This page collects two advanced patterns used in the example notebooks.

Cluster-Specific Zoom Analysis¶

A common pattern is to zoom into a single cluster, re-run clustering and enrichment, and then plot a higher-resolution view. The key steps are:

Subset the results to a single cluster.
Rebuild annotations for the subset.
Cut the subset dendrogram at a lower depth.
Re-run enrichment with a background (parent) matrix.

Repeat the analysis at different dendrogram depths to explore depth-dependent enrichment.

def run_zoom_analysis(
    *,
    results,
    cluster_id,
    go_bp,
    linkage_threshold,
    min_cluster_size=6,
    min_overlap=2,
    qval_cutoff=0.05,
):
    """Recluster a single cluster, re-run enrichment, and return zoomed results."""
    zoom_view = results.subset(cluster=cluster_id)
    zoom_matrix = zoom_view.matrix
    zoom_annotations = Annotations(go_bp, zoom_matrix)
    zoom_analysis = (
        Analysis(zoom_matrix, zoom_annotations)
        .cluster(
            linkage_method="ward",
            linkage_metric="euclidean",
            linkage_threshold=linkage_threshold,
            min_cluster_size=min_cluster_size,
        )
        .enrich(min_overlap=min_overlap, background=results.matrix)
        .finalize(col_cluster=True)
    )
    zoom_results = zoom_analysis.results
    zoom_results_sig = zoom_results.filter(f"qval <= {qval_cutoff}")
    return zoom_matrix, zoom_results, zoom_results_sig

Why background=results.matrix?
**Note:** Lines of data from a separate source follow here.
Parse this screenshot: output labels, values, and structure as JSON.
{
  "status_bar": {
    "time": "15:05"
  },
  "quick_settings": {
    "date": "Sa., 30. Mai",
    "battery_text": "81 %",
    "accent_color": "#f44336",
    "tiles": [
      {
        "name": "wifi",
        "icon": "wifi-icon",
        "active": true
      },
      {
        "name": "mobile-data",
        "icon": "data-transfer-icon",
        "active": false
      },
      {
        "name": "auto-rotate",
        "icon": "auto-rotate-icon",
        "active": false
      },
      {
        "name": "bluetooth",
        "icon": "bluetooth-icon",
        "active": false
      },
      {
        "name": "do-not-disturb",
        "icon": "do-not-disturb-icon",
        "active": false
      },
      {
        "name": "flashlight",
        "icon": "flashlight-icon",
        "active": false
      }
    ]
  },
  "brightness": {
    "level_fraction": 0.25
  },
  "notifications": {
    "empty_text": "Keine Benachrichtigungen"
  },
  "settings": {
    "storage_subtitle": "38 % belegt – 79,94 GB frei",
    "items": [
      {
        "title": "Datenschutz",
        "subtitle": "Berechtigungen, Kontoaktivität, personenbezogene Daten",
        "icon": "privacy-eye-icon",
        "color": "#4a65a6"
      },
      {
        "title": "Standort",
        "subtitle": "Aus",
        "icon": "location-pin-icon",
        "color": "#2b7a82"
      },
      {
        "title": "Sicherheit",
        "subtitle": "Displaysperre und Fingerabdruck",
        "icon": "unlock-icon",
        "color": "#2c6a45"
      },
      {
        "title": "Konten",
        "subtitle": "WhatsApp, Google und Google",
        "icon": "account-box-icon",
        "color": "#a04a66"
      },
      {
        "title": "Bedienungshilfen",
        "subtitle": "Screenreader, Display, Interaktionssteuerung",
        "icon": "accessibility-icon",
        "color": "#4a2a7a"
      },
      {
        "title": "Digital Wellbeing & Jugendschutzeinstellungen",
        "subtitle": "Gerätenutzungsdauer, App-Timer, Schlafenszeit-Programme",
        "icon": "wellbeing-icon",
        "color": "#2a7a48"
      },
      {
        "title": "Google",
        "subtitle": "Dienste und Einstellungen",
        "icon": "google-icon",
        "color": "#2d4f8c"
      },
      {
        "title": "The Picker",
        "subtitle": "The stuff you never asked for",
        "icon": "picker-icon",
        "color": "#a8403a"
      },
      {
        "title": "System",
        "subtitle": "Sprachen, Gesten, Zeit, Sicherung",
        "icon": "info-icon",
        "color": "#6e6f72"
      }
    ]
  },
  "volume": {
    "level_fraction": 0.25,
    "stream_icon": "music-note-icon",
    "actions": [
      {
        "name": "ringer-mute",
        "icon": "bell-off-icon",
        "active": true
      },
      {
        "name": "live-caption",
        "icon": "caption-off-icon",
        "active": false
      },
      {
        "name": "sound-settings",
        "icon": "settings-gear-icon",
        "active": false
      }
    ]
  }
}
It keeps the enrichment universe fixed so zoomed p-values remain comparable to the full analysis.

Example¶

Choose a cluster and a tighter cut, then run the zoom:

example_cluster = int(results.clusters.unique_clusters[0])
zoom_threshold = 6

zoom_matrix, zoom_results, zoom_results_sig = run_zoom_analysis(
    results=results,
    cluster_id=example_cluster,
    go_bp=go_bp,
    linkage_threshold=zoom_threshold,
)

Then plot the zoomed matrix with the same Plotter pipeline:

plotter = (
    Plotter(zoom_results)
    .plot_dendrogram()
    .plot_matrix(cmap="RdBu_r", center=0)
    .plot_cluster_labels(rank_by="q", label_mode="top_term", label_fields=("label", "q"))
)

plotter.show()

For a cluster-level summary of the zoomed result, see Condensed Dendrogram.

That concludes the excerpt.